An issue is capable of repetition yet evading review if “ ‘(1) the challenged action
is in its duration too short to be fully litigated prior to its cessation or expiration,
and (2) there is a reasonable expectation that the same complaining party will be
subjected to the same action again.’ ” United States v. Sanchez-Gomez, ___ U.S.
___, ___, 138 S.Ct. 1532, 1540, 200 L.Ed.2d 792 (2018), quoting Turner v. Rogers,
564 U.S. 431, 439-440, 131 S.Ct. 2507, 180 L.Ed.2d 452 (2011); see also State ex
rel. Bechtel v. Cornachio, 164 Ohio St.3d 579, 2021-Ohio-1121, 174 N.E.3d 744,
¶ 11; State ex rel. Calvary v. Upper Arlington, 89 Ohio St.3d 229, 231, 729 N.E.2d
1182 (2000). The first element is easily satisfied, as it is the rarest of cases that can
be fully litigated in a matter of weeks. The second element, however, has not been
satisfied.
{¶ 12} It is not enough for an issue to be capable of repetition between some
parties; the issue must be capable of repetition between the “same” parties. Id. That
5
SUPREME COURT OF OHIO
means that for the exception to apply, there must be a reasonable expectation of
repeated actions between Olthaus and Niesen and White concerning the issue. But
it is beyond unlikely that this issue will repeat itself between these parties. The
TRO has already expired and can no longer be renewed. See Civ.R. 65(A). And
in Shanahan, this court determined that Olthaus may not proceed anonymously and
must proceed under his proper name. ___ Ohio St.3d ___, 2022-Ohio-448, ___
N.E.3d ___, at ¶ 43. So there is no real possibility that this controversy will reoccur:
any further effort by Olthaus to prevent the defendants from identifying him would
be futile.
{¶ 13} It is our duty to only “decide actual controversies between parties
legitimately affected by specific facts.” Fortner, 22 Ohio St.2d at 14, 257 N.E.2d
371. Because the TRO at issue has expired, this appeal no longer concerns an actual
controversy. Accordingly, this court is duty bound to dismiss this appeal as moot.
III. Conclusion
{¶ 14} Because the TRO at issue expired long ago, we dismiss this matter as
moot. We further order that the court of appeals’ decision in this case, 2020-Ohio-
4368, not be cited as precedent, except by the parties inter se.
Cause dismissed.
O’CONNOR, C.J., and KENNEDY, FISCHER, DONNELLY, STEWART, and
BRUNNER, JJ., concur.
_________________
Gottesman & Associates, L.L.C., and Zachary Gottesman; and Crehan &
Thumann, L.L.C., and Robert J. Thumann, for appellee.

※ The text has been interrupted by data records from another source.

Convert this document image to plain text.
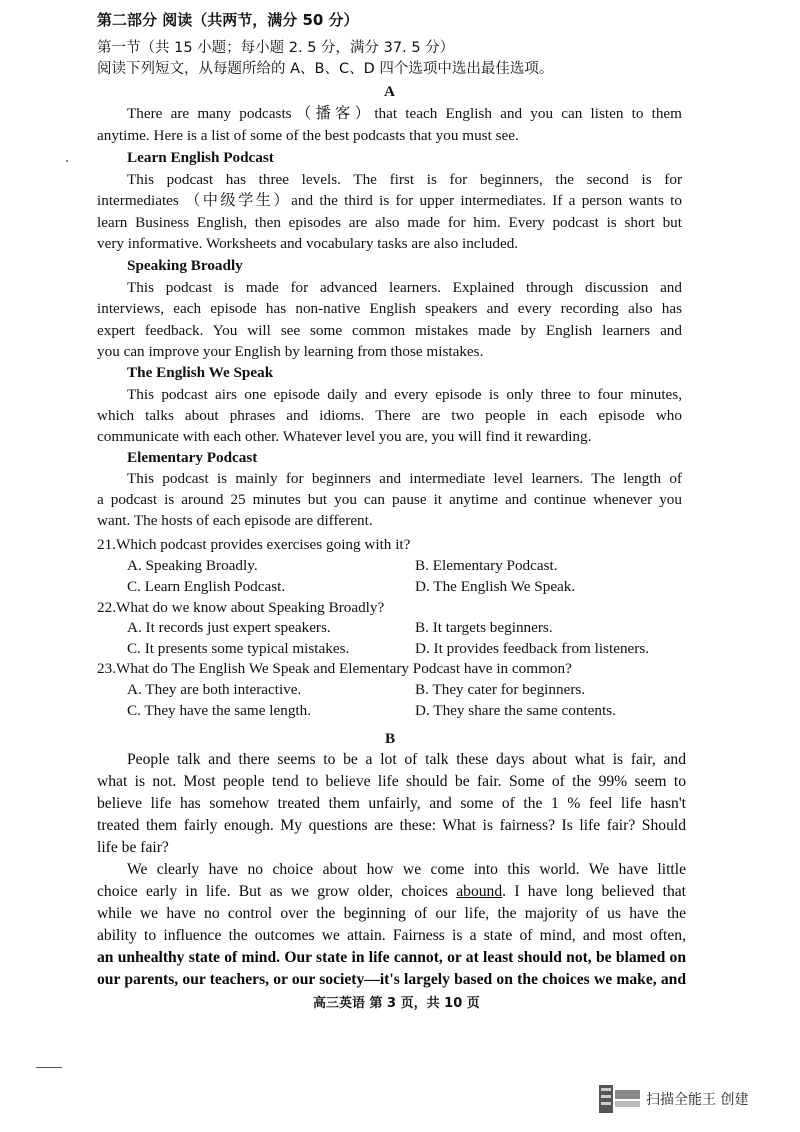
第二部分 阅读（共两节，满分 50 分）
第一节（共 15 小题；每小题 2. 5 分，满分 37. 5 分）
阅读下列短文，从每题所给的 A、B、C、D 四个选项中选出最佳选项。
A
There are many podcasts（播客）that teach English and you can listen to them
anytime. Here is a list of some of the best podcasts that you must see.
Learn English Podcast
This podcast has three levels. The first is for beginners, the second is for
intermediates （中级学生）and the third is for upper intermediates. If a person wants to
learn Business English, then episodes are also made for him. Every podcast is short but
very informative. Worksheets and vocabulary tasks are also included.
Speaking Broadly
This podcast is made for advanced learners. Explained through discussion and
interviews, each episode has non-native English speakers and every recording also has
expert feedback. You will see some common mistakes made by English learners and
you can improve your English by learning from those mistakes.
The English We Speak
This podcast airs one episode daily and every episode is only three to four minutes,
which talks about phrases and idioms. There are two people in each episode who
communicate with each other. Whatever level you are, you will find it rewarding.
Elementary Podcast
This podcast is mainly for beginners and intermediate level learners. The length of
a podcast is around 25 minutes but you can pause it anytime and continue whenever you
want. The hosts of each episode are different.
21.Which podcast provides exercises going with it?
A. Speaking Broadly.	B. Elementary Podcast.
C. Learn English Podcast.	D. The English We Speak.
22.What do we know about Speaking Broadly?
A. It records just expert speakers.	B. It targets beginners.
C. It presents some typical mistakes.	D. It provides feedback from listeners.
23.What do The English We Speak and Elementary Podcast have in common?
A. They are both interactive.	B. They cater for beginners.
C. They have the same length.	D. They share the same contents.
B
People talk and there seems to be a lot of talk these days about what is fair, and
what is not. Most people tend to believe life should be fair. Some of the 99% seem to
believe life has somehow treated them unfairly, and some of the 1 % feel life hasn't
treated them fairly enough. My questions are these: What is fairness? Is life fair? Should
life be fair?
We clearly have no choice about how we come into this world. We have little
choice early in life. But as we grow older, choices abound. I have long believed that
while we have no control over the beginning of our life, the majority of us have the
ability to influence the outcomes we attain. Fairness is a state of mind, and most often,
an unhealthy state of mind. Our state in life cannot, or at least should not, be blamed on
our parents, our teachers, or our society—it's largely based on the choices we make, and
高三英语 第 3 页，共 10 页
扫描全能王 创建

Laursen & Mellott, L.L.C., and Erik W. Laursen, for appellant Julie Niesen.
Kinsley Law Office and Jennifer M. Kinsley, for appellant Terhas White.
Stagnaro, Saba & Patterson Co., L.P.A., and Jeffrey M. Nye, urging reversal
for amici curiae law professors Jonathan Entin, David F. Forte, Andrew Geronimo,
Raymond Ku, Stephen Lazarus, Kevin Francis O’Neill, Margaret Christine
6
January Term, 2022
Tarkington, Aaron H. Caplan, and Eugene Volokh; National Writers Union;
Society of Professional Journalists; NewsGuild-CWA; Euclid Media Group; First
Amendment Lawyers Association; and Institute for Free Speech.
Frantz Ward, L.L.P., Thomas G. Haren, and Gregory R. Farkas, urging
reversal for amici curiae Ohio Coalition for Open Government, Ohio News Media
Association, and Ohio Association of Broadcasters.